Io trascino - racconto (agosto 2012)

 
 

Io non cammino. Io trascino. Per la precisione, trascino una gamba. L'altra potrebbe camminare, ma per cortesia non lo dà a vedere.

Mi hanno spaccato tibie e peroni in una piazza, qualche estate fa. Lo hanno fatto in cinque, coi manganelli. Lo hanno fatto per tutelare l'ordine. Perché io correvo verso il disordine e loro dovevano rallentare la mia corsa. Così potevo riflettere meglio.

Ora, rifletto meglio.

L'operazione è riuscita per metà: la gamba sinistra si rifiuta di piegarsi, ma quella destra se ne fotte.

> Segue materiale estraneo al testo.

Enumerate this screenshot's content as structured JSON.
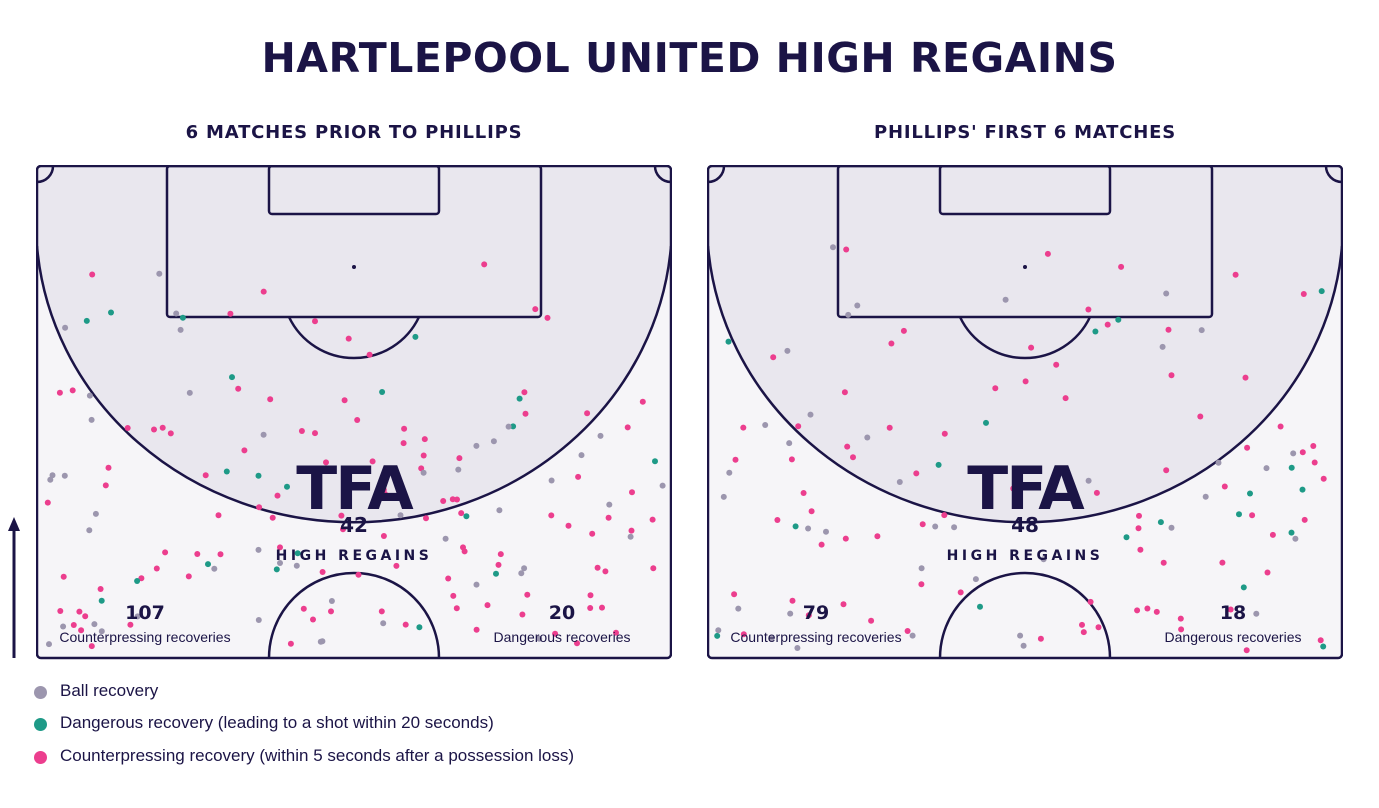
{
  "title": "HARTLEPOOL UNITED HIGH REGAINS",
  "colors": {
    "ball_recovery": "#9c96ae",
    "dangerous_recovery": "#1e9a87",
    "counterpressing_recovery": "#ec3e8e",
    "pitch_line": "#1b1446",
    "box_fill": "#e9e7ee",
    "pitch_fill": "#f6f5f8"
  },
  "legend": [
    {
      "key": "ball_recovery",
      "label": "Ball recovery"
    },
    {
      "key": "dangerous_recovery",
      "label": "Dangerous recovery (leading to a shot within 20 seconds)"
    },
    {
      "key": "counterpressing_recovery",
      "label": "Counterpressing recovery (within 5 seconds after a possession loss)"
    }
  ],
  "panels": [
    {
      "subtitle": "6 MATCHES PRIOR TO PHILLIPS",
      "logo": "TFA",
      "high_regains_value": "42",
      "high_regains_label": "HIGH REGAINS",
      "counterpressing_value": "107",
      "counterpressing_label": "Counterpressing recoveries",
      "dangerous_value": "20",
      "dangerous_label": "Dangerous recoveries"
    },
    {
      "subtitle": "PHILLIPS' FIRST 6 MATCHES",
      "logo": "TFA",
      "high_regains_value": "48",
      "high_regains_label": "HIGH REGAINS",
      "counterpressing_value": "79",
      "counterpressing_label": "Counterpressing recoveries",
      "dangerous_value": "18",
      "dangerous_label": "Dangerous recoveries"
    }
  ]
}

Quando correvo, facevo i cento metri in meno di 11 secondi. Ero bello e in forma. Vivevo con mia madre e avevo un lavoro precario.

Odiavo i prepotenti.

Due mesi prima che mi spaccassero le gambe, ho sottoscritto un'assicurazione. Ora, grazie a quella, incasso 500 euro al mese. Sono invalido e mi hanno concesso un alloggio sociale. Ho pure ottenuto un lavoro. Faccio il bidello alle medie.

Odio ancora i prepotenti.

I cinque che mi hanno spaccato le gambe sono stati assolti. Da allora mi mescolo alle loro vite, perché riflettano meglio. Al primo ho tagliato i freni della bicicletta fuori casa e lui s'è schiantato contro un muro: ha perso la memoria. Del secondo ho scopato la moglie nel suo letto: ha divorziato. Il terzo l'ho filmato mentre adescava minorenni: si è sparato. Il quarto e il quinto sono ancora in attesa: riflettono, terrorizzati.

Io una volta camminavo. E mi accompagnava l'ingiustizia. Poi ho cominciato a trascinare. E tutto è andato per il verso giusto.